La Chiesa del Rosario

Un piccolo gioiello che va conservato e lasciato in eredità alle generazione future in memoria di quello che ancora si può ammirare nella nostra città


Uno dei vanti della città di Cento è sicuramente la Chiesa della Madonna del Rosario. L’edificio che si trova in Via Ugo Bassi (antico Borgo da Sera) è carico di storia, arte e un pizzico di mistero. La prima costruzione della chiesa (Rosario Vecchio) porta la data del 1573, ma per vedere l’attuale costruzione si dovette aspettare fino al 1633 quando per rispondere alle esigenze dei confratelli e delle loro attività si costruì quella che adesso è una delle chiese, con San Biagio, più ammirate e visitate di Cento. Inaugurata il 13 giugno del 1645 con una solenne funzione religiosa nella cappella voluta dal Guercino per la sua famiglia, infatti il grande artista di Cento faceva parte della confraternita del Rosario e sembra che abbia contribuito alla progettazione della chiesa stessa.

La facciata si presenta semplice ma di una eleganza sobria e piacevole, interessante è un altarino esterno nel retro dell’edificio che rappresenta un busto del Cristo Crocefisso. Il campanile invece è di recente costruzione, risale infatti agli anni Cinquanta del Novecento.

L’interno è della chiesa è di fattura baroccae lascia intendere la cura con cui è stato allestito. Nei vari altari posti nelle cappelle laterali possiamo ammirare dipinti, statue e affreschi che regalano momenti di vero piacere per gli occhi. Durante il Settecento sono stati eseguiti lavori di restauro al fine di cercare di dare all’interno della chiesa più spazio e luminosità, mentre gli interventi del 1843 furono concentrati sull’altare maggiore che venne ricoperto da una struttura lignea in stile neogotico.

Diverse sono le opere del Guercino che si possono ammirare e che fanno da corono ad un sito di notevole impatto visivo. La pala d’altare che si può vedere nella prima cappella di destra risulta essere una copia del San Giovanni Battista del 1840 dipinta da Antonio Guandalini; l’originale guerciniano si trova nella pinacoteca civica.L’altare maggiore è dovuto all’opera di Ferdinando Bibiena (1727), al centro si trova la Madonna col Bambino, statua eseguita nel 1626 da uno sconosciuto artista di Piacenza, mentre la colorazione è dovuta alla mano del Guercino. Statue, dipinti e affreschi anche di epoche diverse infondono alla Chiesa del Rosario un alone di fascino particolare in una sequenza compositiva che lascia ammirati. Un’altra opera del Guercino la si può ammirare nella quarta cappella di sinistra: L’apparizione della Vergine a San Girolamo. Purtroppo anche in questo caso si tratta di una copia, l’originale è stato trafugato da Napoleone nel 1796 e portata a Parigi. Originale invece è la tela che rappresenta la crocifissione che si trova nella cappella voluta dall’artista centese per sé e la sua famiglia e dove, come dicevamo, è stata officiata la prima messa della chiesa. Alzando lo sguardo al centro della volta si può ammirare un altro capolavoro del Guercino: La Madonna Assunta tra gli Angeli, dipinto eseguito nel 1622. Di notevole interesse le tavole che raffigurano la Via Crucis, opera del Maestro Ottavio Mazzonis, torinese di nascita. Si tratta di un’opera recente fattura che ben si completa con il resto dell’ambiente, andando ad intrecciarsi in maniera armonica con l’area artistica della Chiesa.

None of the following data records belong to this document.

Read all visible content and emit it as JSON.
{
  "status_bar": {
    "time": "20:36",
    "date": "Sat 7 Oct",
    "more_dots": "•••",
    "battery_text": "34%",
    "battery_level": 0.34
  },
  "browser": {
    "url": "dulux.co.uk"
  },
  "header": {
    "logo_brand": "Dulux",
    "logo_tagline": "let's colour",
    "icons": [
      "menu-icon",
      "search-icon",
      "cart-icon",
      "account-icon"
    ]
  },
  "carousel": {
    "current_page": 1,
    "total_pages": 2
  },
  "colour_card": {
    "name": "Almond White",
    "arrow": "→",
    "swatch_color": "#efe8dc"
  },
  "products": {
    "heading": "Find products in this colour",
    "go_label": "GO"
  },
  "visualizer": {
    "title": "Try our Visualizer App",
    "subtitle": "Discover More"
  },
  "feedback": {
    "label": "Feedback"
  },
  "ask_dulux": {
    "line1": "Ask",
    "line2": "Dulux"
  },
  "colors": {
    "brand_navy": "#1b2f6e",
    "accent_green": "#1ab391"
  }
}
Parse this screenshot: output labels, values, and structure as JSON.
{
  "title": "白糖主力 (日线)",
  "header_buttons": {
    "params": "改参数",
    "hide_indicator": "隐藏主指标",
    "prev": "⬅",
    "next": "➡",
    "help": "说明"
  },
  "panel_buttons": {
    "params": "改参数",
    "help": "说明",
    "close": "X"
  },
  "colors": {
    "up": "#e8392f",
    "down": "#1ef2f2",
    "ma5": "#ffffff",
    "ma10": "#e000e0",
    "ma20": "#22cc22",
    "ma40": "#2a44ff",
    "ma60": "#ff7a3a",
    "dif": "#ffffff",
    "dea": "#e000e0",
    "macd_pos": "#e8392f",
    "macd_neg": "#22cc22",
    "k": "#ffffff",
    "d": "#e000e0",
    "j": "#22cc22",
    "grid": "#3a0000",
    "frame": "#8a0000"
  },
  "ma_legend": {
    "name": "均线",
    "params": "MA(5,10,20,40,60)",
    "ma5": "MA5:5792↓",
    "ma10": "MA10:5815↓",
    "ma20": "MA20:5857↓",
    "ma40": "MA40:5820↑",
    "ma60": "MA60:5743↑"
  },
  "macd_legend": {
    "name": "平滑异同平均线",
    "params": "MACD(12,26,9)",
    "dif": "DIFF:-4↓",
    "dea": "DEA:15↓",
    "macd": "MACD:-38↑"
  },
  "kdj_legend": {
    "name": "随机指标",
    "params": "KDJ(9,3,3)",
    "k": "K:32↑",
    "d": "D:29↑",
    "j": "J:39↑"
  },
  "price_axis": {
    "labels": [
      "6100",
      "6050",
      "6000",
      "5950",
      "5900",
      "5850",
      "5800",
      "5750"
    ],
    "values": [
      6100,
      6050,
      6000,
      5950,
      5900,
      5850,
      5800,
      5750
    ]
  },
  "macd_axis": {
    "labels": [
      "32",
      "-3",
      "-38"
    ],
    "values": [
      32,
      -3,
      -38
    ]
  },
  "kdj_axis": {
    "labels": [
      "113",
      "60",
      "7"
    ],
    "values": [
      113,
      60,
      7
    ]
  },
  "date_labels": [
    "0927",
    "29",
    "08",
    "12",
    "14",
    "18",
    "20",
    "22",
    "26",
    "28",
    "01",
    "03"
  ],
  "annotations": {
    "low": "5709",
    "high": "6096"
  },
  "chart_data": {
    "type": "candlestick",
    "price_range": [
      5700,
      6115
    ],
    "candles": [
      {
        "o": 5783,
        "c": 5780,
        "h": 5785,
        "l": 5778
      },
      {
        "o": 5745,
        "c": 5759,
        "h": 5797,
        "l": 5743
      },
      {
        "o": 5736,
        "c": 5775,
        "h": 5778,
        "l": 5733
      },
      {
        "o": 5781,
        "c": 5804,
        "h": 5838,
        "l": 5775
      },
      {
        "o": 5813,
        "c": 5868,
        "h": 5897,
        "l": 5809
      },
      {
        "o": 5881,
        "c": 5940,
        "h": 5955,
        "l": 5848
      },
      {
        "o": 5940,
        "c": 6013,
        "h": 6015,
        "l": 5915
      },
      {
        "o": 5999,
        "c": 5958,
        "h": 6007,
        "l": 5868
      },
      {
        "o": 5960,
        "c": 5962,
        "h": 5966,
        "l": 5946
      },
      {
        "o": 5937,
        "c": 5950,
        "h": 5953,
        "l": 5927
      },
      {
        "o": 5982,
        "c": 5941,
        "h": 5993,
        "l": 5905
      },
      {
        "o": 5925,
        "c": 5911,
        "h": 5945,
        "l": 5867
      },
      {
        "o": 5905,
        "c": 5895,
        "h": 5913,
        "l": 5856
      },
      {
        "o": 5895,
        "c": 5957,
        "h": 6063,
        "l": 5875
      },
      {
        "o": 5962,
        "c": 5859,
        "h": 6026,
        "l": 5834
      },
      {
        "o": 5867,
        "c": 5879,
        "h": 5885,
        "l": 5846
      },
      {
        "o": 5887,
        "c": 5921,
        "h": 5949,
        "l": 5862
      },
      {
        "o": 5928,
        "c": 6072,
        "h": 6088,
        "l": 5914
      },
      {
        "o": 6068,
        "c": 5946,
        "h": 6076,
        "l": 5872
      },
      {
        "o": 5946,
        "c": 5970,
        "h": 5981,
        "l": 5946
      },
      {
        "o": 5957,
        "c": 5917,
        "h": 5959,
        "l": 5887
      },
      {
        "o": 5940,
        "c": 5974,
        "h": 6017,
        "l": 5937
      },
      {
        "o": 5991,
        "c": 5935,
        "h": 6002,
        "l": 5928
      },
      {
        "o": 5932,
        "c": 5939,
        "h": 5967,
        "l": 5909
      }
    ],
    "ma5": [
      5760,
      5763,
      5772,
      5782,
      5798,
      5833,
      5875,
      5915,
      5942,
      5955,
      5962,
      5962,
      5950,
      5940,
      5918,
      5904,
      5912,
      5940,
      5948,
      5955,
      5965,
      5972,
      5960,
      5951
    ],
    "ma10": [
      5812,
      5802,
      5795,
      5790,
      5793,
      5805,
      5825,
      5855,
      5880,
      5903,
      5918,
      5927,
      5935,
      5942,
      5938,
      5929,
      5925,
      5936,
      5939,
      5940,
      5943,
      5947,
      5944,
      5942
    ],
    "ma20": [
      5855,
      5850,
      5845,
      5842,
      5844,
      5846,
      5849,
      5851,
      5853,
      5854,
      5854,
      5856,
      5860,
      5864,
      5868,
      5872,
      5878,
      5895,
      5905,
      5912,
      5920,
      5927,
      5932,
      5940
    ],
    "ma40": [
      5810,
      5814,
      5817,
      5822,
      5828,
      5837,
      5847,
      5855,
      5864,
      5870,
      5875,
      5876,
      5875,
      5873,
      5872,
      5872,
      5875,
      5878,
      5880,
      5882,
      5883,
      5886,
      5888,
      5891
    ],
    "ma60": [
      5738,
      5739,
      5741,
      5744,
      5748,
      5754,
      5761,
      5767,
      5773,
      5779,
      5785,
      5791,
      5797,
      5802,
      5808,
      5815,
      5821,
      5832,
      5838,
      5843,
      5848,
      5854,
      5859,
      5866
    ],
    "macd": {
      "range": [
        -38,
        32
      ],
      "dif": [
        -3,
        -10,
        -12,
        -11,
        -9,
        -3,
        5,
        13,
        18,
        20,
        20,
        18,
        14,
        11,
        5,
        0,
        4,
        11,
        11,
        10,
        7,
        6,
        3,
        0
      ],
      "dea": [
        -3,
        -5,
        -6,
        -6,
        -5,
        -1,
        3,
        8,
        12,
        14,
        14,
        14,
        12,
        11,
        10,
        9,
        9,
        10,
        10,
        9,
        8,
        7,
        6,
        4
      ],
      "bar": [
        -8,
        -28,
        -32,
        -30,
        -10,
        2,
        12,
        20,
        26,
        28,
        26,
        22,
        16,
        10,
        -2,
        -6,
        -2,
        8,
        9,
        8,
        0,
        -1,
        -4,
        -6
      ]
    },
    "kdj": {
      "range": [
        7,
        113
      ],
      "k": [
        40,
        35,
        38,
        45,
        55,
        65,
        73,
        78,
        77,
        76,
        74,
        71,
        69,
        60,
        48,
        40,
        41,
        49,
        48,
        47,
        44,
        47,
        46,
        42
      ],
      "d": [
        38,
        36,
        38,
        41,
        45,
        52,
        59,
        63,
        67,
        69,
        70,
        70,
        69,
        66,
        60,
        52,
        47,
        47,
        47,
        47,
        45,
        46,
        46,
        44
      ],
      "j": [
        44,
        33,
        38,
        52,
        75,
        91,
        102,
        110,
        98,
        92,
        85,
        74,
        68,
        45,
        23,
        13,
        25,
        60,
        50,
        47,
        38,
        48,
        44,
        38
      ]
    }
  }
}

Nel 1660 venne completato l’oratorio a cui vi si accede tramite due ingressi laterali rispetto all’altare maggiore: un ampio ambiente ricco di opere fra cui spicca la Madonna del Rosario a cui è dedicata la chiesa e che già compariva nella prima costruzione, il dipinto tuttavia non ha ancora avuto un’attribuzione certa. All’interno dell’oratorio troviamo due opere di notevole fattura di Stefano Felice Ficatelli: una raffigurante San Biagio patrono di Cento, che intercede presso la Madonna per far cessare la pesta del 1630 e San Michele Arcangelo che arresta le truppe di Niccolò Piccinino, intenzionate a distruggere la città. Nella piccola sagrestia, fra le altre opere, spicca un ritratto del Guercino, uscito dalla bottega dei Gennari, allievi del Maestro di Cento.